Hack attacks on both crypto companies and individuals are becoming increasingly common, especially as the price of bitcoin and other tokens has hit new record highs this year, propelled by Donald Trump championing the industry. North Korean hackers stole $1.5bn worth of crypto tokens from exchange Bybit in February, in the biggest heist ever.
“As we’ve seen a record-setting year in lawful crypto activity, we’ve also seen a record-setting year in unlawful crypto activity,” said Ari Redbord, global head of policy at blockchain intelligence company TRM Labs.
The jump in demand for Ledger’s devices comes ahead of the boost the company typically gets from Black Friday and Christmas sales, and Gauthier said Ledger will fundraise probably next year.
Smartphones and computers have been designed for communication and entertainment, not security, he said, adding that the company’s growth is coming from “the realisation that hackers are getting more aggressive and so you need to upgrade your security”.

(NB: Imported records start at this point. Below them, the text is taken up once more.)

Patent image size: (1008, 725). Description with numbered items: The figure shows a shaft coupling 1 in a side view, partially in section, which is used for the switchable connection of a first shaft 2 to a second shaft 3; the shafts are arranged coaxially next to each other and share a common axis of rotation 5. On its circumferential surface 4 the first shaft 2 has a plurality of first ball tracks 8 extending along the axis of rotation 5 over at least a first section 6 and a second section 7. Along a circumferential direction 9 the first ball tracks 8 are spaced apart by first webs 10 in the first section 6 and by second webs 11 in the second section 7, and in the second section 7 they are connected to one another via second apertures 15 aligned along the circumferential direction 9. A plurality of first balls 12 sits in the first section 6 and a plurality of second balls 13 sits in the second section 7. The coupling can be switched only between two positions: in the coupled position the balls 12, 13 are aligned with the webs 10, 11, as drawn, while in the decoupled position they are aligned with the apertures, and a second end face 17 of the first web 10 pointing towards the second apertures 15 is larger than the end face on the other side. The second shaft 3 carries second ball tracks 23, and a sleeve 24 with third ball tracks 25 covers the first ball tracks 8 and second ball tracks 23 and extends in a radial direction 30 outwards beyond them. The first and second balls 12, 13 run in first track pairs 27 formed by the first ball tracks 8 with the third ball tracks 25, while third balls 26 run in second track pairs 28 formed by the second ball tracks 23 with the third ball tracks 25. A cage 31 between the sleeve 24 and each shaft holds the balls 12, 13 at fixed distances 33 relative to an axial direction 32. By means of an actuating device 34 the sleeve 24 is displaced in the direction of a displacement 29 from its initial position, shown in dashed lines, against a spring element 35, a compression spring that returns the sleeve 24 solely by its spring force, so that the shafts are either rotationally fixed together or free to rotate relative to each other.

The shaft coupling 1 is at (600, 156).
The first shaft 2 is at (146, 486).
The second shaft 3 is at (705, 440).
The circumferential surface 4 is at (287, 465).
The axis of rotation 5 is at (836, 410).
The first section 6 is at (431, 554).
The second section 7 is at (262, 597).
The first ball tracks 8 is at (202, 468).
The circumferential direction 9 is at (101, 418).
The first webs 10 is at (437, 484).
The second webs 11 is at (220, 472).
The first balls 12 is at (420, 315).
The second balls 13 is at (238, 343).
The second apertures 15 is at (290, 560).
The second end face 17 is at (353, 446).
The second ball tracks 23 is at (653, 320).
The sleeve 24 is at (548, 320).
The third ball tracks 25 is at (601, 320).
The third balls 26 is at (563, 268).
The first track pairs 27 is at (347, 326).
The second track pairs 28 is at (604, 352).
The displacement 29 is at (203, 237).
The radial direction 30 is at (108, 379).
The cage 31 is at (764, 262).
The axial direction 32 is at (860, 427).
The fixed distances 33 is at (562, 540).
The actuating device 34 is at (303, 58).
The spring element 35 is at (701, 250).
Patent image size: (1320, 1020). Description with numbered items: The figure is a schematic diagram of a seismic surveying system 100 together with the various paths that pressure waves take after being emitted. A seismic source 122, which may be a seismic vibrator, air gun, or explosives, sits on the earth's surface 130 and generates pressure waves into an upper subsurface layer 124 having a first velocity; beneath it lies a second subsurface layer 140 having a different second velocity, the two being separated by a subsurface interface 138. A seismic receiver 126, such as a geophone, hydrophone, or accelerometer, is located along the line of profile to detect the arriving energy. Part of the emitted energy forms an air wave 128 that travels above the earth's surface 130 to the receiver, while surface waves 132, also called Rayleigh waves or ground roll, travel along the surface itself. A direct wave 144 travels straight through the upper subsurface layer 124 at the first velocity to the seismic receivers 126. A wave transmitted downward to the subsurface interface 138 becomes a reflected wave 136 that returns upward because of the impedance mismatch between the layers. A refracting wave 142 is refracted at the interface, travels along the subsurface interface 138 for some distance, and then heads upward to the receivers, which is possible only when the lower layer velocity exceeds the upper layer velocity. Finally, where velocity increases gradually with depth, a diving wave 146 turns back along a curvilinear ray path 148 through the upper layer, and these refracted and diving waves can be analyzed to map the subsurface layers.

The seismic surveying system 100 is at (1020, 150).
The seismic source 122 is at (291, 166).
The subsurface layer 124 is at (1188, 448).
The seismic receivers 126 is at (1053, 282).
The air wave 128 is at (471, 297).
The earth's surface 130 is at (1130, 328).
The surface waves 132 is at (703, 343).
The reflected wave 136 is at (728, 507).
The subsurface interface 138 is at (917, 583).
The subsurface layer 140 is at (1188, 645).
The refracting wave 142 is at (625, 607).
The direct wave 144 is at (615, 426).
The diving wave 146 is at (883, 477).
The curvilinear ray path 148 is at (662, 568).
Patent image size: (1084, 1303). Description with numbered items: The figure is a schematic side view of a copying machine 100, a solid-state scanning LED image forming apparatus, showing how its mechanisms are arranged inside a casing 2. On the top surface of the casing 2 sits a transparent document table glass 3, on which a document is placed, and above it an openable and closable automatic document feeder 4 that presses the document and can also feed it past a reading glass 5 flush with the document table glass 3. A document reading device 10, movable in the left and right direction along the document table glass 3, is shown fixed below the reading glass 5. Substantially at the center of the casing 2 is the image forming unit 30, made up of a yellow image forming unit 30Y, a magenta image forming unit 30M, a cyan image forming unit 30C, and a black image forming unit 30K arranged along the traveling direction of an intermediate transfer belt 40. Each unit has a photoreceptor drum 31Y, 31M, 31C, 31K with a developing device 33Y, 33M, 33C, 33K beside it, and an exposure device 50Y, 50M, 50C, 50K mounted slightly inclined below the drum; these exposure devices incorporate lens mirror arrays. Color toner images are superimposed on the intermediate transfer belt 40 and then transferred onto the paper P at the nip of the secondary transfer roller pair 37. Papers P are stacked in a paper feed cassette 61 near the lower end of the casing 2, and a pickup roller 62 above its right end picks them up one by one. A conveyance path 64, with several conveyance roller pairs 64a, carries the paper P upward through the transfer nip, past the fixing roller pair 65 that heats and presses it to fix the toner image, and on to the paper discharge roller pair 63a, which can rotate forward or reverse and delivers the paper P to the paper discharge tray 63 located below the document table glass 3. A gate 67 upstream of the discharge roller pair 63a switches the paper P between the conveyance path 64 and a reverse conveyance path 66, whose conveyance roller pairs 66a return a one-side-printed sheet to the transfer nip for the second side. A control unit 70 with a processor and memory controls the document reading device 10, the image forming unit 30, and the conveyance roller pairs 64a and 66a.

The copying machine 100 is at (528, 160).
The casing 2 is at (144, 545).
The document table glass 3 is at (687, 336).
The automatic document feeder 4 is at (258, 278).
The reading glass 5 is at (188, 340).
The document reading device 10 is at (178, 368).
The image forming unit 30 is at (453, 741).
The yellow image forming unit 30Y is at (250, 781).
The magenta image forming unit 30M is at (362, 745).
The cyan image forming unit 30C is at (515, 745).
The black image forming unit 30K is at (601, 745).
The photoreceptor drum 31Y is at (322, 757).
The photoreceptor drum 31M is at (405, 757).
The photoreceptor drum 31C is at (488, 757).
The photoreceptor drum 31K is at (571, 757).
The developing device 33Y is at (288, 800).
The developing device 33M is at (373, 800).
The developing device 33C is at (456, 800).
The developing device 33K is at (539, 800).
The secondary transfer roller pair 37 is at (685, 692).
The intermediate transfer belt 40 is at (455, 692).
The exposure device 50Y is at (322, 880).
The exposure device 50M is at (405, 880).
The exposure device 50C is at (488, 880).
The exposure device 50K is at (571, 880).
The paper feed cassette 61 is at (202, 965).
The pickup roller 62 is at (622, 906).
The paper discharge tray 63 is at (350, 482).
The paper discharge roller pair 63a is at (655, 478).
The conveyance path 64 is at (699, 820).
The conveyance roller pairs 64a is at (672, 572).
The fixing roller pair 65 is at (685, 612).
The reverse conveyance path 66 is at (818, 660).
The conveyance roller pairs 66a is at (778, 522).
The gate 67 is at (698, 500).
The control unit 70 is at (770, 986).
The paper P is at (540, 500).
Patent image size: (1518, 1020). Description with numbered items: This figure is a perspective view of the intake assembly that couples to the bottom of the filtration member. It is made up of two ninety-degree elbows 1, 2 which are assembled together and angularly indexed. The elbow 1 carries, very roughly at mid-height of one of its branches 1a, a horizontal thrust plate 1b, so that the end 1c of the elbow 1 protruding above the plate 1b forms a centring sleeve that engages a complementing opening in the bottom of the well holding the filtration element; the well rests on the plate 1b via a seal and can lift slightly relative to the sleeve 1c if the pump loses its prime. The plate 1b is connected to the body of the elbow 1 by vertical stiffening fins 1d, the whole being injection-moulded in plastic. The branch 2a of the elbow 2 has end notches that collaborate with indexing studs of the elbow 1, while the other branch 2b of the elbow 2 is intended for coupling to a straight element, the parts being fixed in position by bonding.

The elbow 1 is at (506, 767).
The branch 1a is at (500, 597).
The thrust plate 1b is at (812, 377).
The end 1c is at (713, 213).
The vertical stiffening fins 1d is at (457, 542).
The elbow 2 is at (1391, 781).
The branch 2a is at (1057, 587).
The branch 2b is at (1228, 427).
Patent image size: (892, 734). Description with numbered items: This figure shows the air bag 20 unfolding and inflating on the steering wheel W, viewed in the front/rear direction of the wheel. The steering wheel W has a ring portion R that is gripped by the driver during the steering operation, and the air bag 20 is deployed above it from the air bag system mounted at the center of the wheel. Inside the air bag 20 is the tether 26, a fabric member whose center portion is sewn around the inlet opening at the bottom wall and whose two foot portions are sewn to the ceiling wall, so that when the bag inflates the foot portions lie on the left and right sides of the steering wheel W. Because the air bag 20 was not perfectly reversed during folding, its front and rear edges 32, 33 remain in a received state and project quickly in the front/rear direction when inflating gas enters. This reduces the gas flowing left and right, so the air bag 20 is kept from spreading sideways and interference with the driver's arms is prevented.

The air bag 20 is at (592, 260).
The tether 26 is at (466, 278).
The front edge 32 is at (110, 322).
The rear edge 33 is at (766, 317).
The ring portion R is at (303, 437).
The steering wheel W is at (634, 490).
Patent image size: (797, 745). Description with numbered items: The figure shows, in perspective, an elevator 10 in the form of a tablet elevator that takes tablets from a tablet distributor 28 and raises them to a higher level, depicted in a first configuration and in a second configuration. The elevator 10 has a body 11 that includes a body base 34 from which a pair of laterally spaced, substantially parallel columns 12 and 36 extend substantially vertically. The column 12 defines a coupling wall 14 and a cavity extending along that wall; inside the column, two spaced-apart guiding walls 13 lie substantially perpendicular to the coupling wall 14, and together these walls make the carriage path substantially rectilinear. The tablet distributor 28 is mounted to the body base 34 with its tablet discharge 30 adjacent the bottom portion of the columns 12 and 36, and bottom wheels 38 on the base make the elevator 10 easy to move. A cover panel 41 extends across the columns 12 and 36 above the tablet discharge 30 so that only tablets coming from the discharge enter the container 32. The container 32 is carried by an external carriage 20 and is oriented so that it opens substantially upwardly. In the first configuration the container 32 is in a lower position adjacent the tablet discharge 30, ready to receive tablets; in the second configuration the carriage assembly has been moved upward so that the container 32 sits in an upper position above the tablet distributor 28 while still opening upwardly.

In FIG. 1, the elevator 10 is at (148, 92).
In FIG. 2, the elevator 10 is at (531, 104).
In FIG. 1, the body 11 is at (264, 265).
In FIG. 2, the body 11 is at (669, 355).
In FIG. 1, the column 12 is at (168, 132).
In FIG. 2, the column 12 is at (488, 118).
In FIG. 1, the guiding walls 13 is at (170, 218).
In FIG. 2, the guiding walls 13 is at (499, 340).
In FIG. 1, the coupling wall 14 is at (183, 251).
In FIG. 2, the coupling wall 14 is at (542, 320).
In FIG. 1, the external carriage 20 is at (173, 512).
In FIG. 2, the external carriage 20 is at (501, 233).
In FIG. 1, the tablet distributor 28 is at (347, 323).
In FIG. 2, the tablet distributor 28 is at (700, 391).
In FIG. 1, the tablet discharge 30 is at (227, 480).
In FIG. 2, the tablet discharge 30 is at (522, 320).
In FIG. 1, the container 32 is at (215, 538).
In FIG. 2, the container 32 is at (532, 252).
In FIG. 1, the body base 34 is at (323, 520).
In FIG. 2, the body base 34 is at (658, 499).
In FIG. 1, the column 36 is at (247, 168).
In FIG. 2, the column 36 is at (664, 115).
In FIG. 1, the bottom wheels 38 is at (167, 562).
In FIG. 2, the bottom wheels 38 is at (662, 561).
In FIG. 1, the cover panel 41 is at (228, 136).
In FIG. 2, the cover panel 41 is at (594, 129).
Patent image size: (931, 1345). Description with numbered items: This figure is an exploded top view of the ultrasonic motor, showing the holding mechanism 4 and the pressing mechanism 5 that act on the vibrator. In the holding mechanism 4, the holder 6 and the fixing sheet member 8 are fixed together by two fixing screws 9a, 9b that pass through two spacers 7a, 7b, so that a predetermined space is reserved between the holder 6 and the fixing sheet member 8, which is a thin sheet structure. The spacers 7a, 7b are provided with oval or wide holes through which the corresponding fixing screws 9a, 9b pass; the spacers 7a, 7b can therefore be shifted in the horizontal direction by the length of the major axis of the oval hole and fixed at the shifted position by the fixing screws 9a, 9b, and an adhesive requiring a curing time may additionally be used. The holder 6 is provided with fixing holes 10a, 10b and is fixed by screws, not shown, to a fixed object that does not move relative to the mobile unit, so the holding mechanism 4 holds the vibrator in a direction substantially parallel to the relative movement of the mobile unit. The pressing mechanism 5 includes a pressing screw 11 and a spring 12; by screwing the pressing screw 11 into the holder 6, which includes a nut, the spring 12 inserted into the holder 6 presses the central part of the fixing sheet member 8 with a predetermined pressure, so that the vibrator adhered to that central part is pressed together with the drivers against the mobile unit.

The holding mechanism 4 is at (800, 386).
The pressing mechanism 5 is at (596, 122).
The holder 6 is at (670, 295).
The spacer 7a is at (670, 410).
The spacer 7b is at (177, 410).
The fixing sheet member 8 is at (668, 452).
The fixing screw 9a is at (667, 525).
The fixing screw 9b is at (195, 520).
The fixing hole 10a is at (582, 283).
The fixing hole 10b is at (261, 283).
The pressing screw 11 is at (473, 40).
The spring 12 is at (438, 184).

Other companies such as Czech Republic-based Trezor and Switzerland-based Tangem also offer so-called cold storage wallets, allowing crypto holders alternatives to holding their tokens directly on an exchange such as Coinbase or Binance.
Redbord added that digital asset holders are rightfully looking for ways to safely hold their assets, and as the crypto industry grows, “people are going to have more and more need for these devices”.
Ledger secures about $100bn worth of bitcoin for its customers, and was valued at $1.5bn in 2023 after raising money from investors including 10T Holdings and Singapore’s True Global Ventures.
Gauthier is eyeing future fundraising, either a listing in New York, or a private round, and is boosting headcount in New York. “Me spending more time in New York is with the understanding that money is in New York today for crypto, it’s nowhere else in the world, it’s certainly not in Europe.”
Rising crypto prices has led to rising criminality around holders of the virtual currency. As well as crypto hacks, kidnappings are also prevalent as criminals try to physically seize traders’ funds. Ledger’s own co-founder and his wife were kidnapped in France earlier this year and criminals sought a ransom paid in crypto. The criminals were later arrested, and the funds traced and frozen. Chainalysis said that rising crypto prices will probably trigger “additional opportunistic physical attacks against known crypto holders”.